RAKE stop list generation
Stop list generation for [RAKE
Words adjacent to but not included in the keyword are good candidates for [stopword
Both precision and recall were improved by excluding from the stop list words whose frequency in the keyword is higher than the frequency adjacent to the keyword.
F value is best with the largest stop list and could be made even better by making it larger.
The stop list made by DF alone is worse than the opposite.
Note that the training was performed on 1000 of the 2000 abstracts, and DF was tried on 10 or more, 25 or more, and 50 or more, respectively.
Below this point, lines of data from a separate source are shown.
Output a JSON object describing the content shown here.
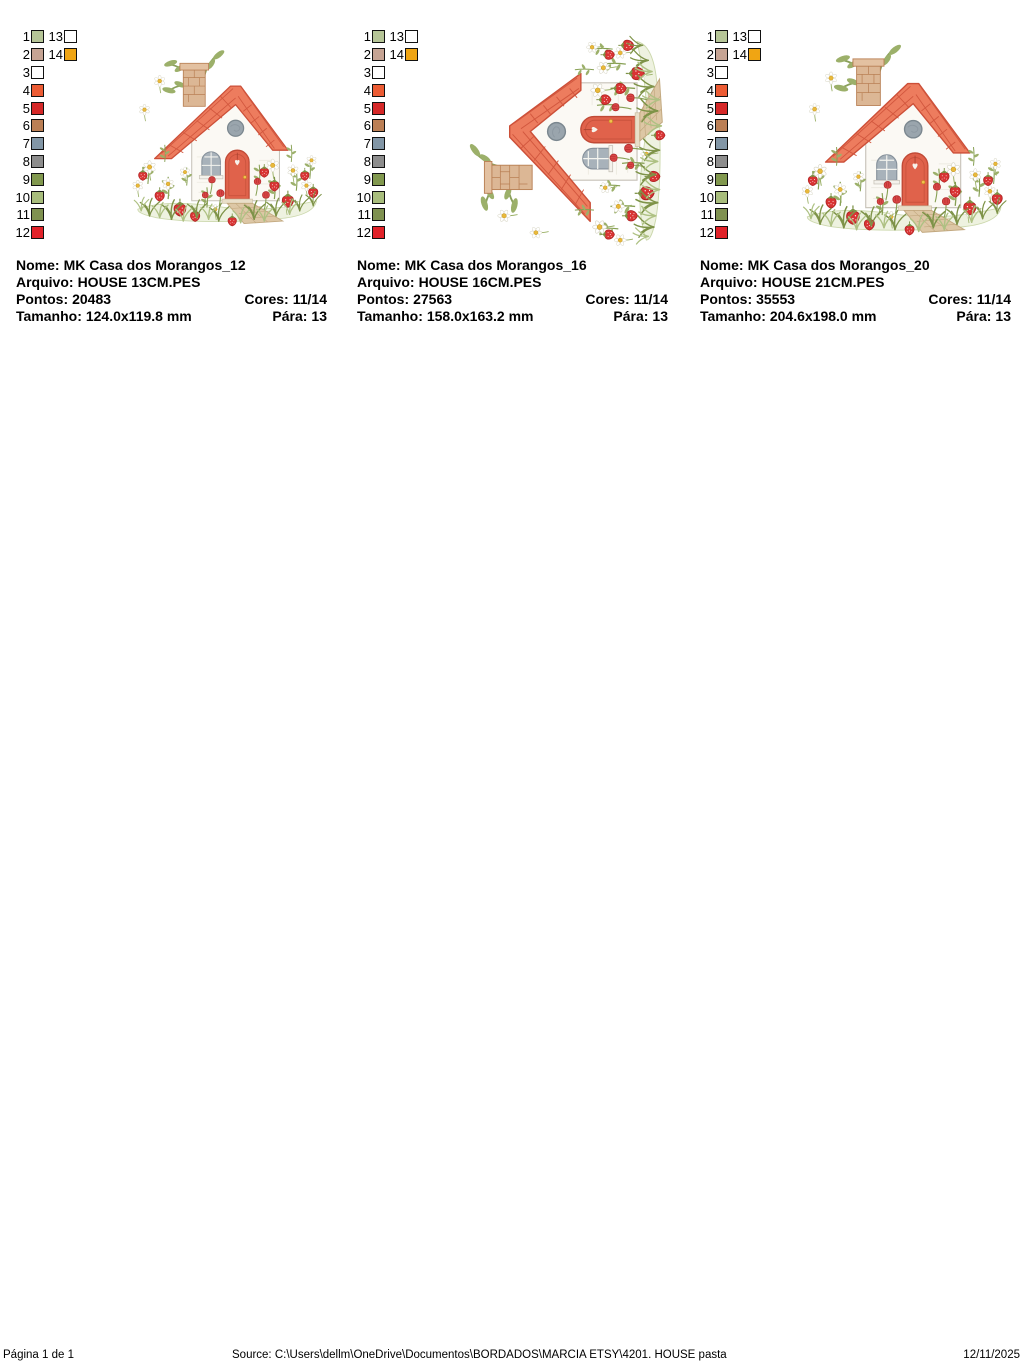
{
  "field_labels": {
    "nome": "Nome:",
    "arquivo": "Arquivo:",
    "pontos": "Pontos:",
    "cores": "Cores:",
    "tamanho": "Tamanho:",
    "para": "Pára:"
  },
  "palette": {
    "left_entries": [
      {
        "num": "1",
        "color": "#b6c597"
      },
      {
        "num": "2",
        "color": "#c6a494"
      },
      {
        "num": "3",
        "color": "#ffffff"
      },
      {
        "num": "4",
        "color": "#ec5b33"
      },
      {
        "num": "5",
        "color": "#d52828"
      },
      {
        "num": "6",
        "color": "#bb7f55"
      },
      {
        "num": "7",
        "color": "#8296a6"
      },
      {
        "num": "8",
        "color": "#8d8d8d"
      },
      {
        "num": "9",
        "color": "#81984e"
      },
      {
        "num": "10",
        "color": "#a8bd7c"
      },
      {
        "num": "11",
        "color": "#7f9150"
      },
      {
        "num": "12",
        "color": "#e12229"
      }
    ],
    "right_entries": [
      {
        "num": "13",
        "color": "#ffffff"
      },
      {
        "num": "14",
        "color": "#f0a513"
      }
    ]
  },
  "designs": [
    {
      "name": "MK Casa dos Morangos_12",
      "file": "HOUSE 13CM.PES",
      "pontos": "20483",
      "cores": "11/14",
      "tamanho": "124.0x119.8 mm",
      "para": "13"
    },
    {
      "name": "MK Casa dos Morangos_16",
      "file": "HOUSE 16CM.PES",
      "pontos": "27563",
      "cores": "11/14",
      "tamanho": "158.0x163.2 mm",
      "para": "13"
    },
    {
      "name": "MK Casa dos Morangos_20",
      "file": "HOUSE 21CM.PES",
      "pontos": "35553",
      "cores": "11/14",
      "tamanho": "204.6x198.0 mm",
      "para": "13"
    }
  ],
  "footer": {
    "page": "Página 1 de 1",
    "source_label": "Source:",
    "source_path": "C:\\Users\\dellm\\OneDrive\\Documentos\\BORDADOS\\MARCIA ETSY\\4201. HOUSE pasta",
    "date": "12/11/2025"
  }
}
Interesting to use DF instead of TF.
impressions
I see what you mean
I don't like the idea of splitting it into two values in a snap based on "more or less," but that's not the problem with this algorithm, it's the problem with the concept of stopwords in the first place.
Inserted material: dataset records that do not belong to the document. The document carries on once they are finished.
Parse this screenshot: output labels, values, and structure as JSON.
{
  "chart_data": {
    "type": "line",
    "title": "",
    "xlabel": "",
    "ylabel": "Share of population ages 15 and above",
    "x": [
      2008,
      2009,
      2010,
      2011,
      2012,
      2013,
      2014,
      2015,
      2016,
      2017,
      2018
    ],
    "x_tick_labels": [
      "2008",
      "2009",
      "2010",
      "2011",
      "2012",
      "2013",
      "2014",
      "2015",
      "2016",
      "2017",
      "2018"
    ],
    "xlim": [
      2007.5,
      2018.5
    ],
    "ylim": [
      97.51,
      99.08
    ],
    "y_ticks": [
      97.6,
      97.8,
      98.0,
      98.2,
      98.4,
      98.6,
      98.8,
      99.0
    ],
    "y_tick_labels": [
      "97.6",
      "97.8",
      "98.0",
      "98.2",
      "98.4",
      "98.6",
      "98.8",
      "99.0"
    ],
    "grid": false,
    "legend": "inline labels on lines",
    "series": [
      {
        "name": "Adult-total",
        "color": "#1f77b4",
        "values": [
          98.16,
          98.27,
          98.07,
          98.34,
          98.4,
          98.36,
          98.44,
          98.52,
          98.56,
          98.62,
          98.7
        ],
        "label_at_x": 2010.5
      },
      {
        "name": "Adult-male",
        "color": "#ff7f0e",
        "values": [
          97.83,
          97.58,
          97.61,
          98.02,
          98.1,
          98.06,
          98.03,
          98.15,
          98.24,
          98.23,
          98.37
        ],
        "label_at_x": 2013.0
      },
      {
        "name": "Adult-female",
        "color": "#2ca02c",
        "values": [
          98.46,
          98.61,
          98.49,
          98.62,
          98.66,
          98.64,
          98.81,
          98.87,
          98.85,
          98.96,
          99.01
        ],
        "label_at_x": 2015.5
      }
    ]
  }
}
Extending to the domain of probability, we can say that when a word is observed, the probability that it is part of a keyword and the probability that it is adjacent to a keyword
If a keyword is at the edge of a candidate, it is reasonable to think about whether to expand the candidate or not, and to say, "Let's not expand it because the probability of it being adjacent is higher.
Not when it's among the keyword candidates, right?
For example, "of" and "of" have a low probability of being present at the middle end of keyword candidates, but they are rather common in some of them.
So if it's overdivided, if it comes up more than once, it's rejoined, but I don't know if it's a good balance...
Each word has a "probability of being among the keyword candidates".
The stopword is it's zero, and the state it approximates.
Scores to be multiplied
Score for grammatical appropriateness of the keyword form
The score of a token sequence is calculated as the product of the scores of each token
State that this is 0/1 depending on whether this is a stop list element or not.
If it is a probability value, the more you multiply, the smaller it gets.
→Bias for selection of short key phrases
Offset by [Bias for longer key phrases to be selected
If you have a "document with some keywords already marked up" like Scrapbox, you can get a stop list from there.
---
This page is auto-translated from /nishio/RAKEのストップリスト生成. If you looks something interesting but the auto-translated English is not good enough to understand it, feel free to let me know at @nishio_en. I'm very happy to spread my thought to non-Japanese readers.